S'agissant du contexte international de la station spatiale, deux faits
notables se sont produits en 1998 :
- le 29 janvier 1998, les pays partenaires de la station spatiale
internationale ont signé les principaux documents régissant la
station spatiale, à savoir un accord intergouvernemental, signé
par les représentants des pays partenaires, et les Memorandum Of
Understanding (MOU), signés entre les agences spatiales (NASA, RKA, ESA,
NASDA, CSC),
- lors de la réunion internationale des chefs d'agence du 31 mai
1998 au centre spatial Kennedy, les partenaires ont accepté une
révision de la séquence d'assemblage de la station spatiale. En
ce qui concerne le laboratoire européen, la date de lancement a connu un
glissement de cinq mois et est actuellement prévue en avril 2003. Lors
de cette réunion, le partenaire russe a présenté une
nouvelle configuration de son segment vol plus adapté à ses
ressources budgétaires. La révision prévoit
également le lancement du premier élément russe ZARYA, qui
a eu lieu, avec succès, récemment.
Le lancement du troisième élément, le module de service
russe, qui constitue l'espace habitable du premier équipage
international (toujours prévu en janvier 2000) et fournit la force
motrice nécessaire pour maintenir l'ensemble de la station sur son
orbite, a été repoussé d'avril à juillet 1999. S'y
ajoutera en août un module-laboratoire américain ; les Russes
lanceront également un cargo de ravitaillement Progress.

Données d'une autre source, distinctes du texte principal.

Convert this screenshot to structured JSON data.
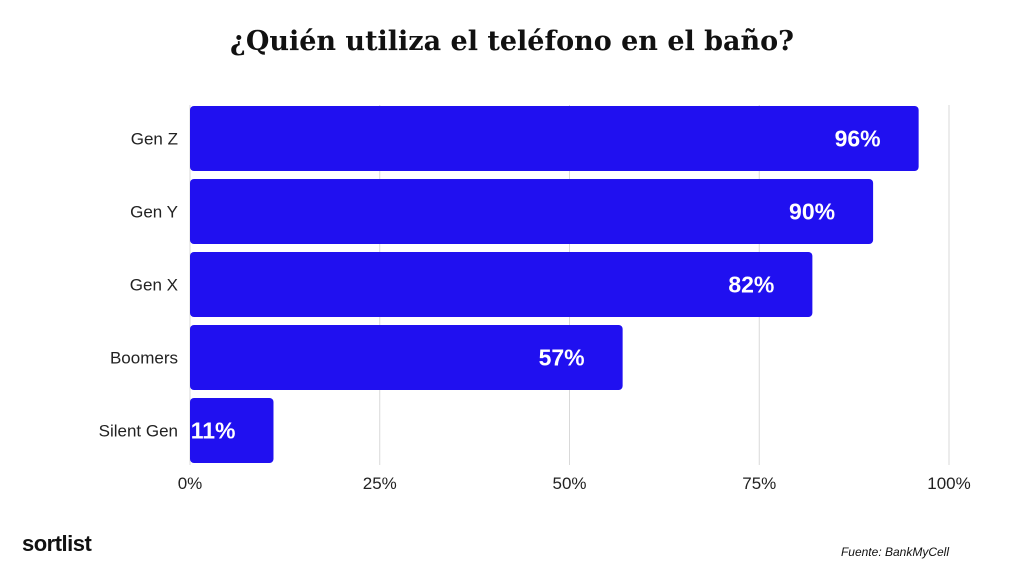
{
  "chart_data": {
    "type": "bar",
    "orientation": "horizontal",
    "title": "¿Quién utiliza el teléfono en el baño?",
    "categories": [
      "Gen Z",
      "Gen Y",
      "Gen X",
      "Boomers",
      "Silent Gen"
    ],
    "values": [
      96,
      90,
      82,
      57,
      11
    ],
    "value_labels": [
      "96%",
      "90%",
      "82%",
      "57%",
      "11%"
    ],
    "xlim": [
      0,
      100
    ],
    "x_ticks": [
      0,
      25,
      50,
      75,
      100
    ],
    "x_tick_labels": [
      "0%",
      "25%",
      "50%",
      "75%",
      "100%"
    ],
    "grid": "vertical",
    "bar_color": "#2010F0"
  },
  "footer": {
    "brand": "sortlist",
    "source": "Fuente: BankMyCell"
  },
  "colors": {
    "grid": "#d9d9d9",
    "text": "#222222",
    "value_text": "#ffffff"
  }
}
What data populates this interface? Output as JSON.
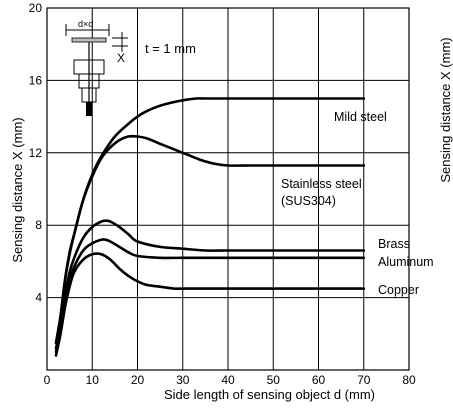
{
  "chart_data": {
    "type": "line",
    "xlabel": "Side length of sensing object d (mm)",
    "ylabel": "Sensing distance X (mm)",
    "ylabel_right": "Sensing distance X (mm)",
    "xlim": [
      0,
      80
    ],
    "ylim": [
      0,
      20
    ],
    "xticks": [
      "0",
      "10",
      "20",
      "30",
      "40",
      "50",
      "60",
      "70",
      "80"
    ],
    "yticks": [
      "4",
      "8",
      "12",
      "16",
      "20"
    ],
    "grid": true,
    "annotation": "t = 1 mm",
    "inset_labels": {
      "d": "d×d",
      "x": "X"
    },
    "series": [
      {
        "name": "Mild steel",
        "x": [
          2,
          3,
          4,
          5,
          6,
          8,
          10,
          12,
          15,
          18,
          20,
          22,
          25,
          28,
          30,
          33,
          35,
          40,
          50,
          60,
          70
        ],
        "y": [
          1.5,
          3,
          5,
          6.4,
          7.5,
          9.4,
          10.8,
          11.8,
          12.9,
          13.6,
          14,
          14.3,
          14.6,
          14.8,
          14.9,
          15,
          15,
          15,
          15,
          15,
          15
        ]
      },
      {
        "name": "Stainless steel (SUS304)",
        "x": [
          2,
          3,
          4,
          5,
          6,
          8,
          10,
          12,
          14,
          16,
          18,
          20,
          22,
          25,
          28,
          31,
          34,
          37,
          40,
          45,
          50,
          60,
          70
        ],
        "y": [
          1.5,
          3,
          5,
          6.5,
          7.5,
          9.4,
          10.7,
          11.7,
          12.3,
          12.7,
          12.9,
          12.9,
          12.8,
          12.5,
          12.2,
          11.9,
          11.6,
          11.4,
          11.3,
          11.3,
          11.3,
          11.3,
          11.3
        ]
      },
      {
        "name": "Brass",
        "x": [
          2,
          3,
          4,
          5,
          6,
          8,
          10,
          12,
          13,
          14,
          16,
          18,
          20,
          25,
          30,
          35,
          40,
          50,
          60,
          70
        ],
        "y": [
          1.2,
          2.5,
          4.2,
          5.4,
          6.2,
          7.3,
          7.9,
          8.2,
          8.25,
          8.2,
          7.9,
          7.5,
          7.1,
          6.8,
          6.7,
          6.6,
          6.6,
          6.6,
          6.6,
          6.6
        ]
      },
      {
        "name": "Aluminum",
        "x": [
          2,
          3,
          4,
          5,
          6,
          8,
          10,
          12,
          13,
          14,
          16,
          18,
          20,
          25,
          30,
          35,
          40,
          50,
          60,
          70
        ],
        "y": [
          1,
          2.2,
          3.8,
          4.9,
          5.7,
          6.6,
          7,
          7.2,
          7.2,
          7.1,
          6.8,
          6.5,
          6.3,
          6.2,
          6.2,
          6.2,
          6.2,
          6.2,
          6.2,
          6.2
        ]
      },
      {
        "name": "Copper",
        "x": [
          2,
          3,
          4,
          5,
          6,
          8,
          10,
          12,
          14,
          16,
          18,
          20,
          22,
          25,
          28,
          30,
          35,
          40,
          50,
          60,
          70
        ],
        "y": [
          0.8,
          2,
          3.5,
          4.6,
          5.4,
          6.1,
          6.4,
          6.4,
          6.1,
          5.6,
          5.2,
          4.9,
          4.7,
          4.6,
          4.5,
          4.5,
          4.5,
          4.5,
          4.5,
          4.5,
          4.5
        ]
      }
    ],
    "series_labels": {
      "mild_steel": "Mild steel",
      "stainless_1": "Stainless steel",
      "stainless_2": "(SUS304)",
      "brass": "Brass",
      "aluminum": "Aluminum",
      "copper": "Copper"
    }
  }
}
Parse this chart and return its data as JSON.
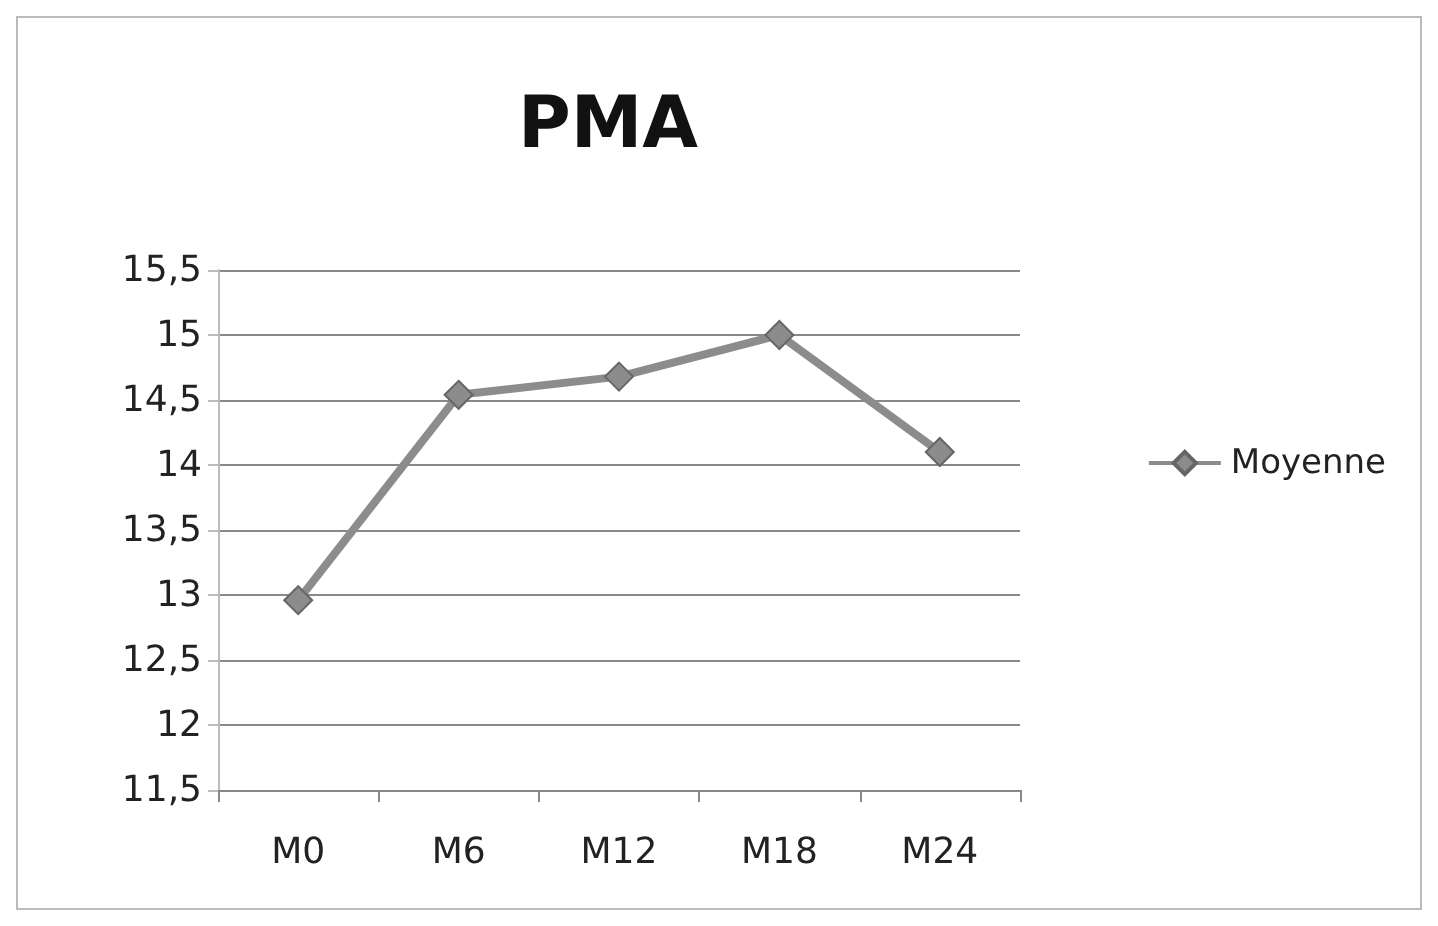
{
  "chart_data": {
    "type": "line",
    "title": "PMA",
    "categories": [
      "M0",
      "M6",
      "M12",
      "M18",
      "M24"
    ],
    "series": [
      {
        "name": "Moyenne",
        "color": "#8c8c8c",
        "values": [
          12.96,
          14.54,
          14.68,
          15.0,
          14.1
        ]
      }
    ],
    "ylim": [
      11.5,
      15.5
    ],
    "yticks": [
      {
        "value": 11.5,
        "label": "11,5"
      },
      {
        "value": 12,
        "label": "12"
      },
      {
        "value": 12.5,
        "label": "12,5"
      },
      {
        "value": 13,
        "label": "13"
      },
      {
        "value": 13.5,
        "label": "13,5"
      },
      {
        "value": 14,
        "label": "14"
      },
      {
        "value": 14.5,
        "label": "14,5"
      },
      {
        "value": 15,
        "label": "15"
      },
      {
        "value": 15.5,
        "label": "15,5"
      }
    ],
    "grid": "y",
    "legend": "right",
    "marker": "diamond"
  }
}
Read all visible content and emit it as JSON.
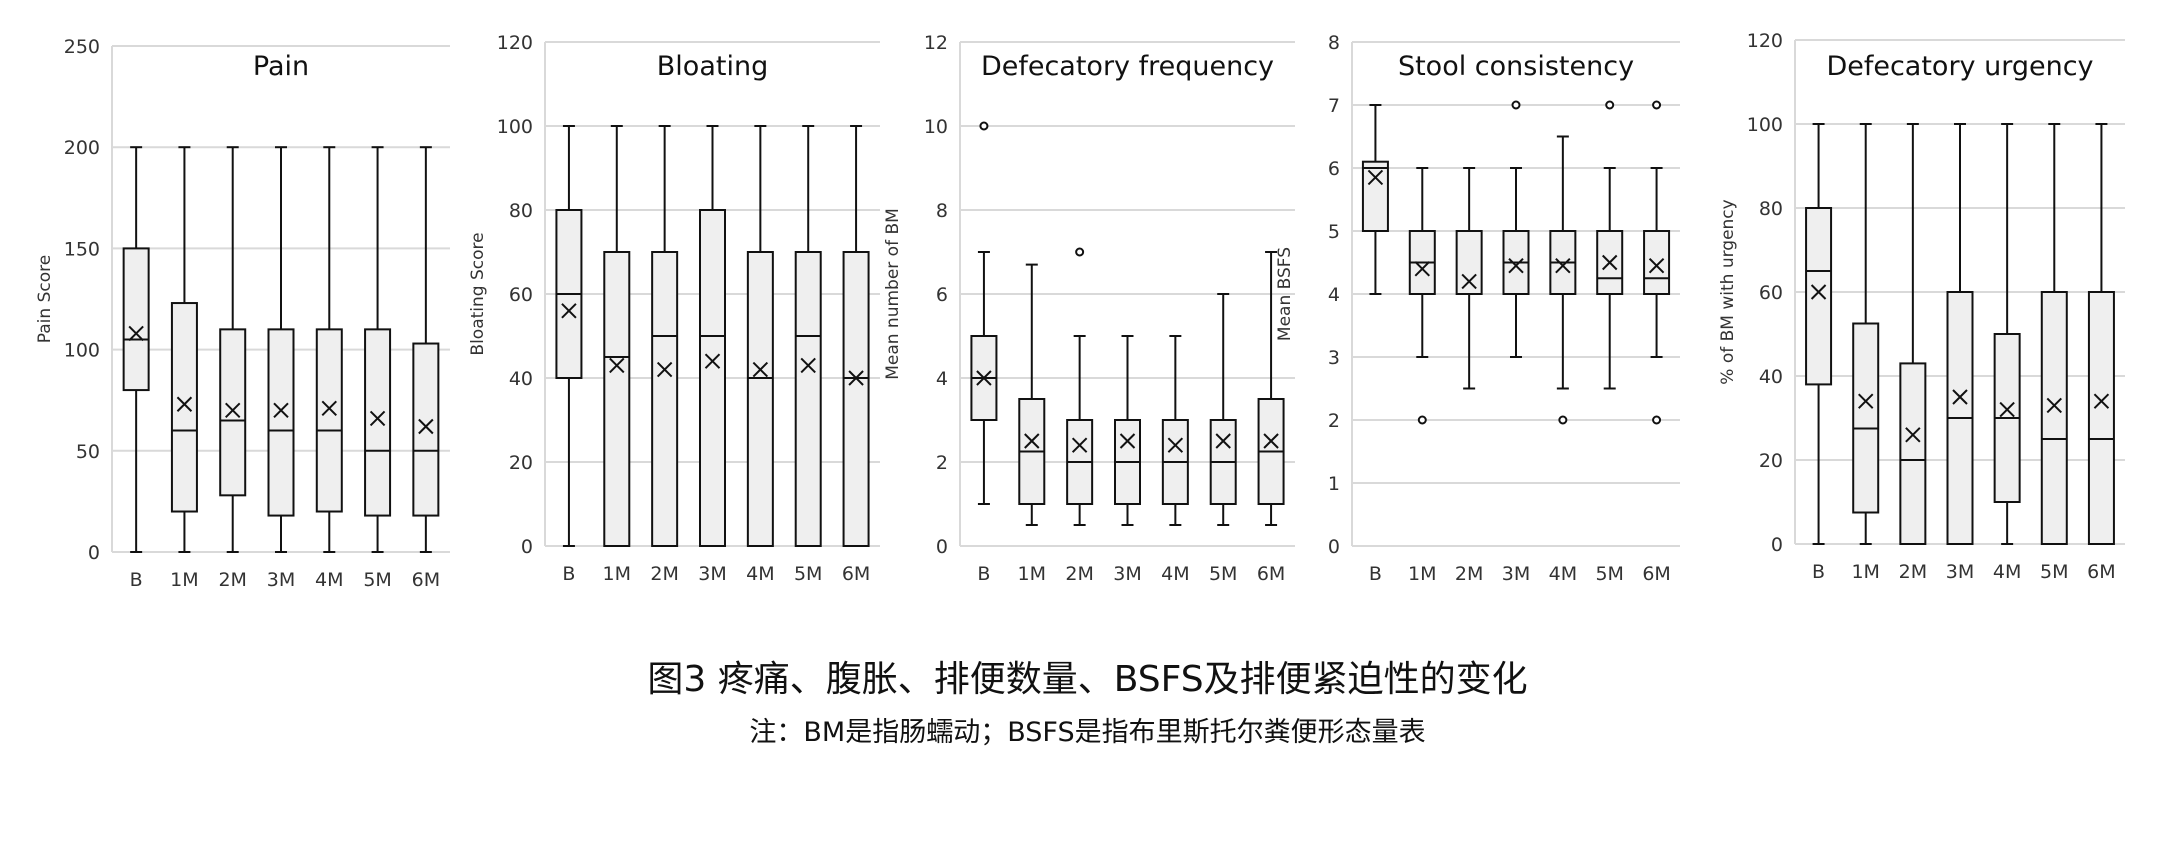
{
  "figure": {
    "caption": "图3 疼痛、腹胀、排便数量、BSFS及排便紧迫性的变化",
    "note": "注：BM是指肠蠕动；BSFS是指布里斯托尔粪便形态量表"
  },
  "chart_data": [
    {
      "type": "boxplot",
      "title": "Pain",
      "ylabel": "Pain Score",
      "xlabel": "",
      "ylim": [
        0,
        250
      ],
      "yticks": [
        0,
        50,
        100,
        150,
        200,
        250
      ],
      "categories": [
        "B",
        "1M",
        "2M",
        "3M",
        "4M",
        "5M",
        "6M"
      ],
      "grid": true,
      "boxes": [
        {
          "min": 0,
          "q1": 80,
          "median": 105,
          "q3": 150,
          "max": 200,
          "mean": 108,
          "outliers": []
        },
        {
          "min": 0,
          "q1": 20,
          "median": 60,
          "q3": 123,
          "max": 200,
          "mean": 73,
          "outliers": []
        },
        {
          "min": 0,
          "q1": 28,
          "median": 65,
          "q3": 110,
          "max": 200,
          "mean": 70,
          "outliers": []
        },
        {
          "min": 0,
          "q1": 18,
          "median": 60,
          "q3": 110,
          "max": 200,
          "mean": 70,
          "outliers": []
        },
        {
          "min": 0,
          "q1": 20,
          "median": 60,
          "q3": 110,
          "max": 200,
          "mean": 71,
          "outliers": []
        },
        {
          "min": 0,
          "q1": 18,
          "median": 50,
          "q3": 110,
          "max": 200,
          "mean": 66,
          "outliers": []
        },
        {
          "min": 0,
          "q1": 18,
          "median": 50,
          "q3": 103,
          "max": 200,
          "mean": 62,
          "outliers": []
        }
      ]
    },
    {
      "type": "boxplot",
      "title": "Bloating",
      "ylabel": "Bloating Score",
      "xlabel": "",
      "ylim": [
        0,
        120
      ],
      "yticks": [
        0,
        20,
        40,
        60,
        80,
        100,
        120
      ],
      "categories": [
        "B",
        "1M",
        "2M",
        "3M",
        "4M",
        "5M",
        "6M"
      ],
      "grid": true,
      "boxes": [
        {
          "min": 0,
          "q1": 40,
          "median": 60,
          "q3": 80,
          "max": 100,
          "mean": 56,
          "outliers": []
        },
        {
          "min": 0,
          "q1": 0,
          "median": 45,
          "q3": 70,
          "max": 100,
          "mean": 43,
          "outliers": []
        },
        {
          "min": 0,
          "q1": 0,
          "median": 50,
          "q3": 70,
          "max": 100,
          "mean": 42,
          "outliers": []
        },
        {
          "min": 0,
          "q1": 0,
          "median": 50,
          "q3": 80,
          "max": 100,
          "mean": 44,
          "outliers": []
        },
        {
          "min": 0,
          "q1": 0,
          "median": 40,
          "q3": 70,
          "max": 100,
          "mean": 42,
          "outliers": []
        },
        {
          "min": 0,
          "q1": 0,
          "median": 50,
          "q3": 70,
          "max": 100,
          "mean": 43,
          "outliers": []
        },
        {
          "min": 0,
          "q1": 0,
          "median": 40,
          "q3": 70,
          "max": 100,
          "mean": 40,
          "outliers": []
        }
      ]
    },
    {
      "type": "boxplot",
      "title": "Defecatory frequency",
      "ylabel": "Mean number of BM",
      "xlabel": "",
      "ylim": [
        0,
        12
      ],
      "yticks": [
        0,
        2,
        4,
        6,
        8,
        10,
        12
      ],
      "categories": [
        "B",
        "1M",
        "2M",
        "3M",
        "4M",
        "5M",
        "6M"
      ],
      "grid": true,
      "boxes": [
        {
          "min": 1,
          "q1": 3,
          "median": 4,
          "q3": 5,
          "max": 7,
          "mean": 4,
          "outliers": [
            10
          ]
        },
        {
          "min": 0.5,
          "q1": 1,
          "median": 2.25,
          "q3": 3.5,
          "max": 6.7,
          "mean": 2.5,
          "outliers": []
        },
        {
          "min": 0.5,
          "q1": 1,
          "median": 2,
          "q3": 3,
          "max": 5,
          "mean": 2.4,
          "outliers": [
            7
          ]
        },
        {
          "min": 0.5,
          "q1": 1,
          "median": 2,
          "q3": 3,
          "max": 5,
          "mean": 2.5,
          "outliers": []
        },
        {
          "min": 0.5,
          "q1": 1,
          "median": 2,
          "q3": 3,
          "max": 5,
          "mean": 2.4,
          "outliers": []
        },
        {
          "min": 0.5,
          "q1": 1,
          "median": 2,
          "q3": 3,
          "max": 6,
          "mean": 2.5,
          "outliers": []
        },
        {
          "min": 0.5,
          "q1": 1,
          "median": 2.25,
          "q3": 3.5,
          "max": 7,
          "mean": 2.5,
          "outliers": []
        }
      ]
    },
    {
      "type": "boxplot",
      "title": "Stool consistency",
      "ylabel": "Mean BSFS",
      "xlabel": "",
      "ylim": [
        0,
        8
      ],
      "yticks": [
        0,
        1,
        2,
        3,
        4,
        5,
        6,
        7,
        8
      ],
      "categories": [
        "B",
        "1M",
        "2M",
        "3M",
        "4M",
        "5M",
        "6M"
      ],
      "grid": true,
      "boxes": [
        {
          "min": 4,
          "q1": 5,
          "median": 6,
          "q3": 6.1,
          "max": 7,
          "mean": 5.85,
          "outliers": []
        },
        {
          "min": 3,
          "q1": 4,
          "median": 4.5,
          "q3": 5,
          "max": 6,
          "mean": 4.4,
          "outliers": [
            2
          ]
        },
        {
          "min": 2.5,
          "q1": 4,
          "median": 4,
          "q3": 5,
          "max": 6,
          "mean": 4.2,
          "outliers": []
        },
        {
          "min": 3,
          "q1": 4,
          "median": 4.5,
          "q3": 5,
          "max": 6,
          "mean": 4.45,
          "outliers": [
            7
          ]
        },
        {
          "min": 2.5,
          "q1": 4,
          "median": 4.5,
          "q3": 5,
          "max": 6.5,
          "mean": 4.45,
          "outliers": [
            2
          ]
        },
        {
          "min": 2.5,
          "q1": 4,
          "median": 4.25,
          "q3": 5,
          "max": 6,
          "mean": 4.5,
          "outliers": [
            7
          ]
        },
        {
          "min": 3,
          "q1": 4,
          "median": 4.25,
          "q3": 5,
          "max": 6,
          "mean": 4.45,
          "outliers": [
            2,
            7
          ]
        }
      ]
    },
    {
      "type": "boxplot",
      "title": "Defecatory urgency",
      "ylabel": "% of BM with urgency",
      "xlabel": "",
      "ylim": [
        0,
        120
      ],
      "yticks": [
        0,
        20,
        40,
        60,
        80,
        100,
        120
      ],
      "categories": [
        "B",
        "1M",
        "2M",
        "3M",
        "4M",
        "5M",
        "6M"
      ],
      "grid": true,
      "boxes": [
        {
          "min": 0,
          "q1": 38,
          "median": 65,
          "q3": 80,
          "max": 100,
          "mean": 60,
          "outliers": []
        },
        {
          "min": 0,
          "q1": 7.5,
          "median": 27.5,
          "q3": 52.5,
          "max": 100,
          "mean": 34,
          "outliers": []
        },
        {
          "min": 0,
          "q1": 0,
          "median": 20,
          "q3": 43,
          "max": 100,
          "mean": 26,
          "outliers": []
        },
        {
          "min": 0,
          "q1": 0,
          "median": 30,
          "q3": 60,
          "max": 100,
          "mean": 35,
          "outliers": []
        },
        {
          "min": 0,
          "q1": 10,
          "median": 30,
          "q3": 50,
          "max": 100,
          "mean": 32,
          "outliers": []
        },
        {
          "min": 0,
          "q1": 0,
          "median": 25,
          "q3": 60,
          "max": 100,
          "mean": 33,
          "outliers": []
        },
        {
          "min": 0,
          "q1": 0,
          "median": 25,
          "q3": 60,
          "max": 100,
          "mean": 34,
          "outliers": []
        }
      ]
    }
  ]
}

L'incapacité de Moscou d'assumer sa part de financement dans la
construction de la station spatiale internationale
a conduit la NASA
à conclure un accord, pour achat de services, avec l'agence spatiale
russe (RKA) d'un montant de 60 millions de dollars supplémentaires.
Accord soumis à l'approbation d'un Congrès réticent. La
NASA a également demandé au Congrès une attribution de
2,4 milliards de dollars supplémentaires sur une durée de
quatre ans pour consolider la séquence d'assemblage de la station. Une
partie du financement pourrait être utilisée pour réaliser
des modules de propulsion de secours afin de pallier une éventuelle
défection de la part des Russes. D'autres solutions pour aider
financièrement la Russie sont à l'étude afin de ne pas
alourdir, par des retards, le coût d'un projet supporté par
15 autres partenaires, dont la France, et qui devrait s'achever en 2004.